Patricia Mulcahy, who opened the scrappy café on DeKalb Avenue 14 years ago, said that she’s shutting down because her landlord Danny Browne wants more in rent.

“We haven’t gotten rich doing this, that’s for sure,” she said. “But being in the neighborhood has been a joy, and we’re very sad to leave our customers.”

Local sippers were jolted in October, when Mulcahy and co-owner Amos Yogev listed their star-crossed shop for sale for $189,000. Several potential buyers came forward, but Browne wasn’t on board with any of them.

“It’s very sad and not what we had hoped for,” Mulcahy said. “But I don’t think we’re going to be the last ones to fall prey to rising rents.”

She said she had no hard feelings with Browne, who said that he was sad to see Tillie’s go, but that “in this economic market, rent increases are inevitable.”

The neighborhood was far less trendy in 1997, when writers and artists made Tillie’s into a living room and de facto performance space.

The spirit never changed at Tillie’s, even as the neighborhood around it did.
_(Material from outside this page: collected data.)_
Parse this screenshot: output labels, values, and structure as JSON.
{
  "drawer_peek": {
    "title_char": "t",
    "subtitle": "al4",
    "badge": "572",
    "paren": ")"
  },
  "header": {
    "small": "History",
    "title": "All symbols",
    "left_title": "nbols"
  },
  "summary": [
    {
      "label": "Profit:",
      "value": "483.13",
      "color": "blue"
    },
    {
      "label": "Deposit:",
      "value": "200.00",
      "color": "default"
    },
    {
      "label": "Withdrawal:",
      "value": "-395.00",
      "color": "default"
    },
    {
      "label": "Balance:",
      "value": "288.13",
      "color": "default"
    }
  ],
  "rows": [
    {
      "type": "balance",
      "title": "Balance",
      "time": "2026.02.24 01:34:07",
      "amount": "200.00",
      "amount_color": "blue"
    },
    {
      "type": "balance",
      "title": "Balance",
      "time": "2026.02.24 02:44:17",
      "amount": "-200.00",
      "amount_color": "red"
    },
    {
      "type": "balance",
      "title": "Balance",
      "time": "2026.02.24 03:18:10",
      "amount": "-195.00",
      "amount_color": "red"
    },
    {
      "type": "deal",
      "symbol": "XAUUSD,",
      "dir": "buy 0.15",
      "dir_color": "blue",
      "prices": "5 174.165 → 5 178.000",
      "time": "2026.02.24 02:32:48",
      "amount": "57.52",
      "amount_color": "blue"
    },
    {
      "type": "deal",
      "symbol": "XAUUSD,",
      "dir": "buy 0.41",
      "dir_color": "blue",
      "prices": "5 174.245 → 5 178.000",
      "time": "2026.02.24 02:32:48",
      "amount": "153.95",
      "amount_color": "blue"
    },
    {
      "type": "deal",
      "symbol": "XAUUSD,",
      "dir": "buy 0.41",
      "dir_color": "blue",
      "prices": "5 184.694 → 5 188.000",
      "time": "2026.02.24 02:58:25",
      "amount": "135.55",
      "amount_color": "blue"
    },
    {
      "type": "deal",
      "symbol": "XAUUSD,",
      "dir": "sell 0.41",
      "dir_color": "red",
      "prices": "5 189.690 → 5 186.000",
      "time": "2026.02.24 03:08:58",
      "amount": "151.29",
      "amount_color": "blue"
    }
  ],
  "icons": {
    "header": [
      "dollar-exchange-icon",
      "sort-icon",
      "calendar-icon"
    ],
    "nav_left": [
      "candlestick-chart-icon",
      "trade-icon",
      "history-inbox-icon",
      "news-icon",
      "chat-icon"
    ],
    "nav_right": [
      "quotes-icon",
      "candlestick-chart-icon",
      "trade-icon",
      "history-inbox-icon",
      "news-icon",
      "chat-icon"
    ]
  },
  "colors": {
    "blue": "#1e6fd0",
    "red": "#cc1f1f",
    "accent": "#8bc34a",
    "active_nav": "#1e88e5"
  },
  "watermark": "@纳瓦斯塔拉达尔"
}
“We’re going to mourn the loss,” said Harvey Wilson, a Clinton Hill resident who had the first and now the last exhibition at the shop. “What’s rare about a place like this is that it organically became a scene, with so many gifted people gravitating here. It’s a phenomenon, and you can’t just put that together.”

But that is just what Mulcahy, a former editor at Doubleday, set out to create. Back then, she realized that the neighborhood had a plethora of Pratt students and creatives — and no place for them to hang out.

Mulcahy came across the perfect venue by chance when she bought a couple of old chairs from the shop’s namesake Tillie Asnis. Her family ran a Laundromat out of the storefront before it became an antiques dealership.

Asnis told her that shopkeeper had just been murdered and that she was looking for a new tenant. Thus Tillie’s was born.

“There’s all kinds of stories with Tillie’s,” Mulcahy said. “It has a history and a real place in the neighborhood, and not that many places do.”

Mulcahy and company will host a goodbye party, but haven’t set a date.

In the meantime, regulars are downing as many brews as they can.

“It feels like we’re homeless,” said Mireya Perez, a Clinton Hill resident who holds poetry readings at the coffee house. “This was one of the attractions of the neighborhood. I hope that whatever comes here next keeps with the community.”